Eggs – When I’m separating egg whites, how much does it matter if a little yolk gets in


I was separating egg whites today and one of the yolks broke and contaminated my bowl of whites. I started from scratch, but I'm wondering if I really needed to; would a tiny bit of yolk (say, 1/8 tspn in 4 egg whites) mixed in with the whites make a big difference?

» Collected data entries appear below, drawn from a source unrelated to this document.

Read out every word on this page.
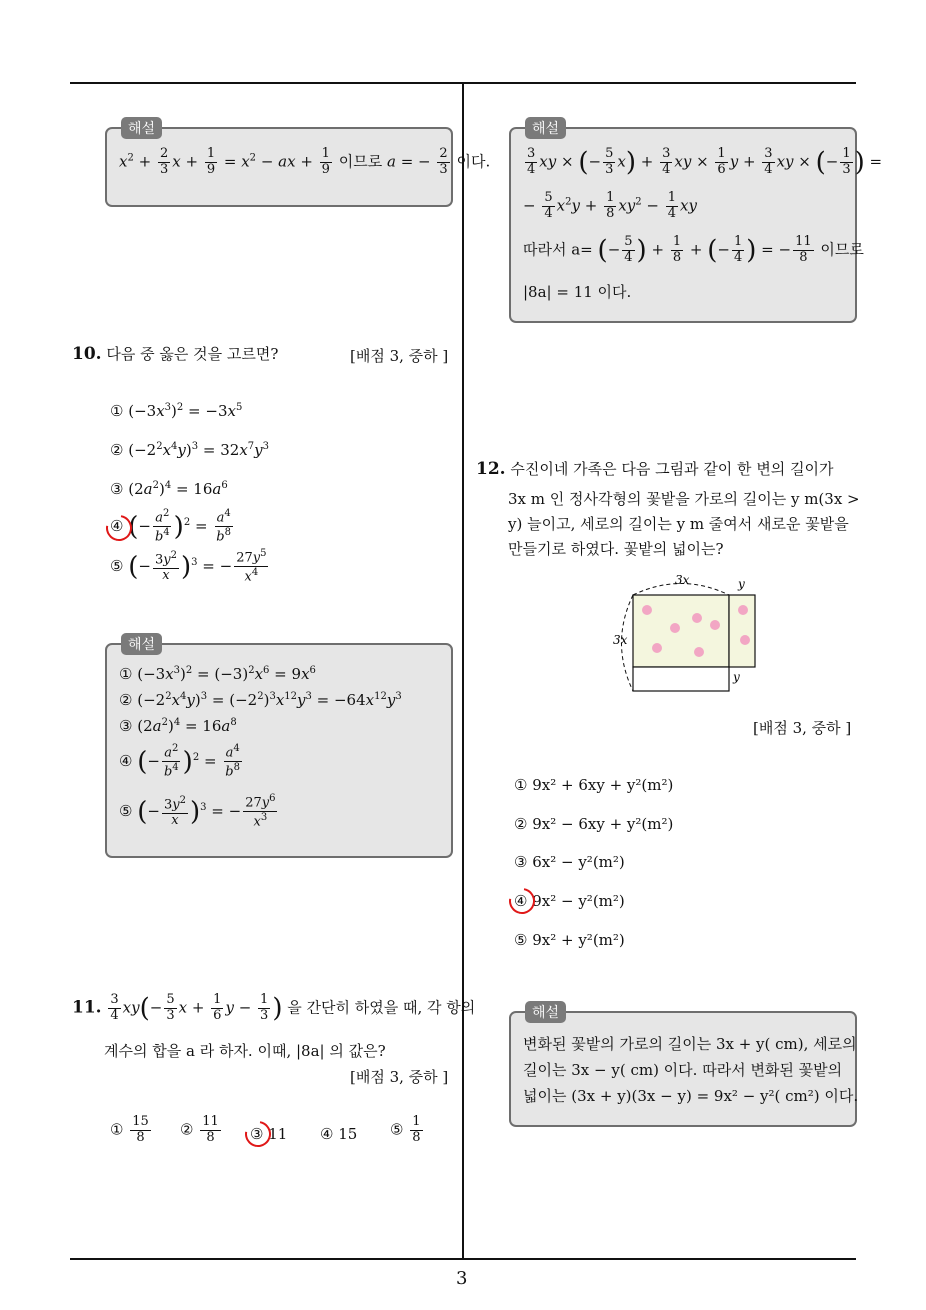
해설
$x^2 + \frac{2}{3}$ $x + \frac{1}{9} = x^2$ − ax + $\frac{1}{9}$ 이므로 a = − $\frac{2}{3}$ 이다.
10. 다음 중 옳은 것을 고르면?	[배점 3, 중하 ]
① $(-3x^3)^2 = -3x^5$
② $(-2^2x^4y)^3 = 32x^7y^3$
③ $(2a^2)^4 = 16a^6$
④ (− $\frac{a^2}{b^4} )^2 = \frac{a^4}{b^8}$
⑤ (− $\frac{3y^2}{x} )^3$ = − $\frac{27y^5}{x^4}$
해설
① $(-3x^3)^2 = (-3)^2x^6 = 9x^6$
② $(-2^2x^4y)^3 = (-2^2)^3x^{12}y^3 = -64x^{12}y^3$
③ $(2a^2)^4 = 16a^8$
④ (− $\frac{a^2}{b^4} )^2 = \frac{a^4}{b^8}$
⑤ (− $\frac{3y^2}{x} )^3$ = − $\frac{27y^6}{x^3}$
11. $\frac{3}{4} xy(- \frac{5}{3}$ $x + \frac{1}{6}$ $y - \frac{1}{3}$ ) 을 간단히 하였을 때, 각 항의
계수의 합을 a 라 하자. 이때, |8a| 의 값은?
[배점 3, 중하 ]
① $\frac{15}{8}$ ② $\frac{11}{8}$ ③ 11 ④ 15 ⑤ $\frac{1}{8}$
해설
$\frac{3}{4}$ xy × (− $\frac{5}{3} x) + \frac{3}{4}$ xy × $\frac{1}{6}$ $y + \frac{3}{4}$ xy × (− $\frac{1}{3}$ ) =
− $\frac{5}{4} x^2y + \frac{1}{8} xy^2 - \frac{1}{4}$ xy
따라서 a= (− $\frac{5}{4}$ ) + $\frac{1}{8}$ + (− $\frac{1}{4}$ ) = − $\frac{11}{8}$ 이므로
|8a| = 11 이다.
12. 수진이네 가족은 다음 그림과 같이 한 변의 길이가
3x m 인 정사각형의 꽃밭을 가로의 길이는 y m(3x >
y) 늘이고, 세로의 길이는 y m 줄여서 새로운 꽃밭을
만들기로 하였다. 꽃밭의 넓이는?
3x	y
3x
y
[배점 3, 중하 ]
① 9x² + 6xy + y²(m²)
② 9x² − 6xy + y²(m²)
③ 6x² − y²(m²)
④ 9x² − y²(m²)
⑤ 9x² + y²(m²)
해설
변화된 꽃밭의 가로의 길이는 3x + y( cm), 세로의
길이는 3x − y( cm) 이다. 따라서 변화된 꽃밭의
넓이는 (3x + y)(3x − y) = 9x² − y²( cm²) 이다.
3
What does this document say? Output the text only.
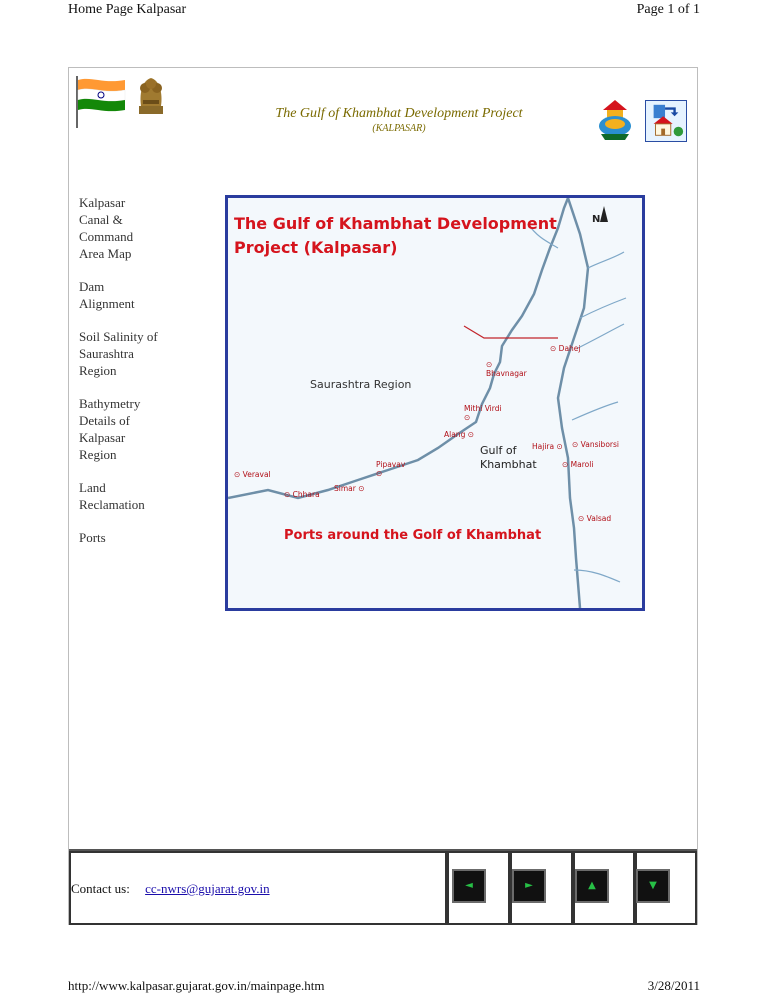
Home Page Kalpasar	Page 1 of 1
The Gulf of Khambhat Development Project
(KALPASAR)
Kalpasar Canal & Command Area Map
Dam Alignment
Soil Salinity of Saurashtra Region
Bathymetry Details of Kalpasar Region
Land Reclamation
Ports
The Gulf of Khambhat Development
Project (Kalpasar)
N
Saurashtra Region
Gulf of
Khambhat
⊙ Veraval
⊙ Chhara
Simar ⊙
Pipavav
⊙
Alang ⊙
Mithi Virdi
⊙
⊙
Bhavnagar
⊙ Dahej
Hajira ⊙ ⊙ Vansiborsi
⊙ Maroli
⊙ Valsad
Ports around the Golf of Khambhat
Contact us: cc-nwrs@gujarat.gov.in	◄	►	▲	▼
http://www.kalpasar.gujarat.gov.in/mainpage.htm	3/28/2011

To provide some context, I was about to whip the whites with castor sugar to make almond macaroons.

Best Answer

Yes, it matters a lot. When you are separating egg whites, it is for whipping them into a foam. This foam is a protein-based foam, relying on protein ends hooking into each other. Even small traces of fat will prevent the foam from forming. Egg yolks contain high amounts of fat. Once an egg yolk breaks in your whites, you have to start the separation anew, because it can prevent your foam from forming. Also, don't use plastic bowls for whipping egg whites (their surface retains some fat molecules even after washing, giving you a less stable foam) and only whip with a cleanly washed whisk or mixer attachment (not one you have just used for something else, not even if you wiped it clean).

To prevent big mishaps, just separate each new egg in a teacup and only add the new white to the old whites after it has separated cleanly. Else you are in big trouble if you are separating a lot and the last egg contaminates the whole whites with yolk. And a single contaminated egg is easily reused for a quick egg-and-feta sandwich or something else.

Contamination the other way round isn't so worrisome. You still want to work as precisely as possible, as yolk-only recipes will often have somewhat worse texture if eggwhite is included, but small contaminating amounts are usually not noticeable in the finished product, even in foams (zabaglione, mayonnaise). This is because yolk foams are fat-based, and small amounts of protein don't prevent a fat foam from forming.